Training a model with Megatron-LM for ROCm

Training a model with Megatron-LM for ROCm#

2025-03-28

14 min read time

Applies to Linux

The Megatron-LM framework for ROCm is a specialized fork of the robust Megatron-LM, designed to enable efficient training of large-scale language models on AMD GPUs. By leveraging AMD Instinct™ MI300X series accelerators, Megatron-LM delivers enhanced scalability, performance, and resource utilization for AI workloads. It is purpose-built to support models like Llama 2, Llama 3, Llama 3.1, and DeepSeek, enabling developers to train next-generation AI models more efficiently. See the GitHub repository at ROCm/Megatron-LM.

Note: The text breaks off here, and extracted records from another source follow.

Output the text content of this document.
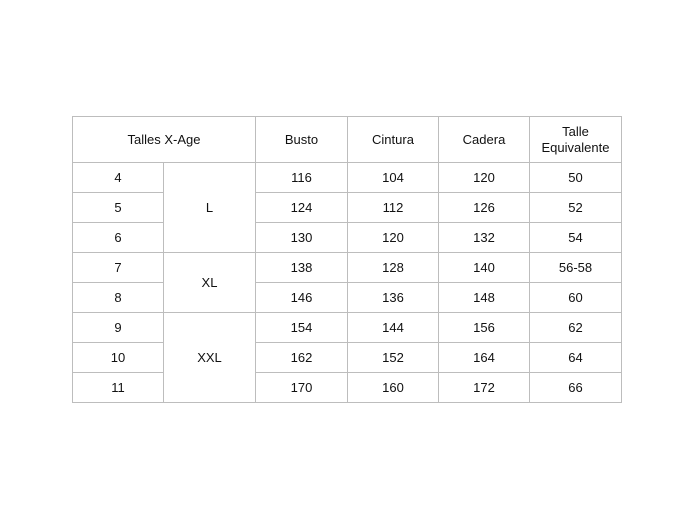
Talles X-Age		Busto	Cintura	Cadera	Talle
Equivalente

4	L	116	104	120	50
5		124	112	126	52
6		130	120	132	54
7	XL	138	128	140	56-58
8		146	136	148	60
9	XXL	154	144	156	62
10		162	152	164	64
11		170	160	172	66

AMD provides a ready-to-use Docker image for MI300X series accelerators containing essential components, including PyTorch, ROCm libraries, and Megatron-LM utilities. It contains the following software components to accelerate training workloads:

Software component	Version
ROCm	6.3.0
PyTorch	2.7.0a0+git637433
Python	3.10
Transformer Engine	1.11
Flash Attention	3.0.0
hipBLASLt	git258a2162
Triton	3.1

Supported features and models#

Megatron-LM provides the following key features to train large language models efficiently:

Transformer Engine (TE)
APEX
GEMM tuning
Torch.compile
3D parallelism: TP + SP + CP
Distributed optimizer
Flash Attention (FA) 3
Fused kernels
Pre-training

The following models are pre-optimized for performance on AMD Instinct MI300X series accelerators.

Llama 3.1 8B
Llama 3.1 70B
Llama 3 8B
Llama 3 70B
Llama 2 7B
Llama 2 70B
DeepSeek-V2-Lite

Note

Some models, such as Llama, require an external license agreement through a third party (for example, Meta).

Performance measurements#

To evaluate performance, the Performance results with AMD ROCm software page provides reference throughput and latency measurements for training popular AI models.

Note

The performance data presented in Performance results with AMD ROCm software should not be interpreted as the peak performance achievable by AMD Instinct MI325X and MI300X accelerators or ROCm software.

System validation#

If you have already validated your system settings, including NUMA auto-balancing, skip this step. Otherwise, complete the system validation and optimization steps to set up your system before starting training.

Environment setup#

The prebuilt ROCm Megatron-LM environment allows users to quickly validate system performance, conduct training benchmarks, and achieve superior performance for models like Llama 3.1, Llama 2, and DeepSeek V2.

Use the following instructions to set up the environment, configure the script to train models, and reproduce the benchmark results on MI300X series accelerators with the AMD Megatron-LM Docker image.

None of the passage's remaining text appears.